If you really want to get rid of something and "move on" why not get rid of the wild class of devastating speculation bugs that every OOO processor in existence currently has?

Far more valuable than worrying about how instruction bits are arranged in a stream.

4 comments

The main problem with non-speculative options isn't hardware it's performance. You can turn x86 CPUs into in order machines without respinning hardware. Nobody wants to do it because it's slow as molasses. If there was a completely alternative design that was better than speculative execution wholesale then it'd be back to being the original "just go to the fastest thing".
why not get rid of the wild class of devastating speculation bugs that every OOO processor in existence currently has?

Because almost no one but cloud-computing providers have a threat model that justifies the performance hit (and, not coincidentally, the carbon footprint) associated with crippled CPUs.

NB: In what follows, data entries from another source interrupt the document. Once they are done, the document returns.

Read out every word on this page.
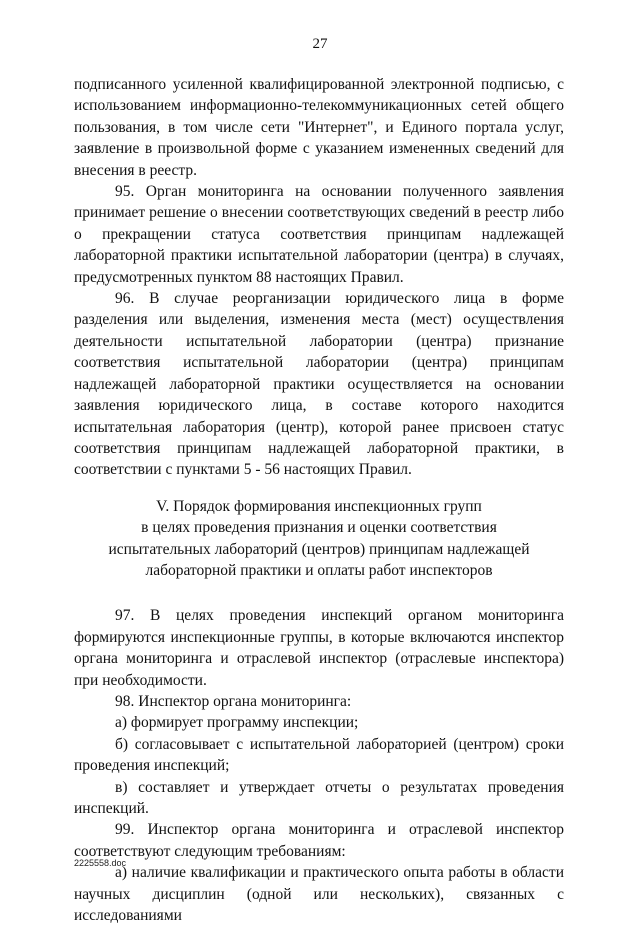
27

подписанного усиленной квалифицированной электронной подписью, с использованием информационно-телекоммуникационных сетей общего пользования, в том числе сети "Интернет", и Единого портала услуг, заявление в произвольной форме с указанием измененных сведений для внесения в реестр.

95. Орган мониторинга на основании полученного заявления принимает решение о внесении соответствующих сведений в реестр либо о прекращении статуса соответствия принципам надлежащей лабораторной практики испытательной лаборатории (центра) в случаях, предусмотренных пунктом 88 настоящих Правил.

96. В случае реорганизации юридического лица в форме разделения или выделения, изменения места (мест) осуществления деятельности испытательной лаборатории (центра) признание соответствия испытательной лаборатории (центра) принципам надлежащей лабораторной практики осуществляется на основании заявления юридического лица, в составе которого находится испытательная лаборатория (центр), которой ранее присвоен статус соответствия принципам надлежащей лабораторной практики, в соответствии с пунктами 5 - 56 настоящих Правил.

V. Порядок формирования инспекционных групп
в целях проведения признания и оценки соответствия
испытательных лабораторий (центров) принципам надлежащей
лабораторной практики и оплаты работ инспекторов

97. В целях проведения инспекций органом мониторинга формируются инспекционные группы, в которые включаются инспектор органа мониторинга и отраслевой инспектор (отраслевые инспектора) при необходимости.

98. Инспектор органа мониторинга:

а) формирует программу инспекции;

б) согласовывает с испытательной лабораторией (центром) сроки проведения инспекций;

в) составляет и утверждает отчеты о результатах проведения инспекций.

99. Инспектор органа мониторинга и отраслевой инспектор соответствуют следующим требованиям:

а) наличие квалификации и практического опыта работы в области научных дисциплин (одной или нескольких), связанных с исследованиями

2225558.doc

Laptops could do with the power use reduction.
I think you are underestimating how many times slower processors would be without any speculation at all. It would mean having to wait dozens of cycles on every branch so you can know whether it was taken before executing the next instruction, for example.
Speculative execution like almost every modern CPU performance trick decreases power use.

Mobile SoCs have OOO.

Yes people need a particular architecture.

There are many legacy systems that still rely on IBM chips, mainframes, etc.

They can’t just move on without rebuilding the entire system from scratch. a monumental and risky proposition.

Even if tomorrow everyone went all in on arm, risc5, whatever, x86 is here to stay.

If anyone knew how to get rid of all the speculation bugs, don’t you think they’d do so? What concretely are you proposing Intel and AMD do?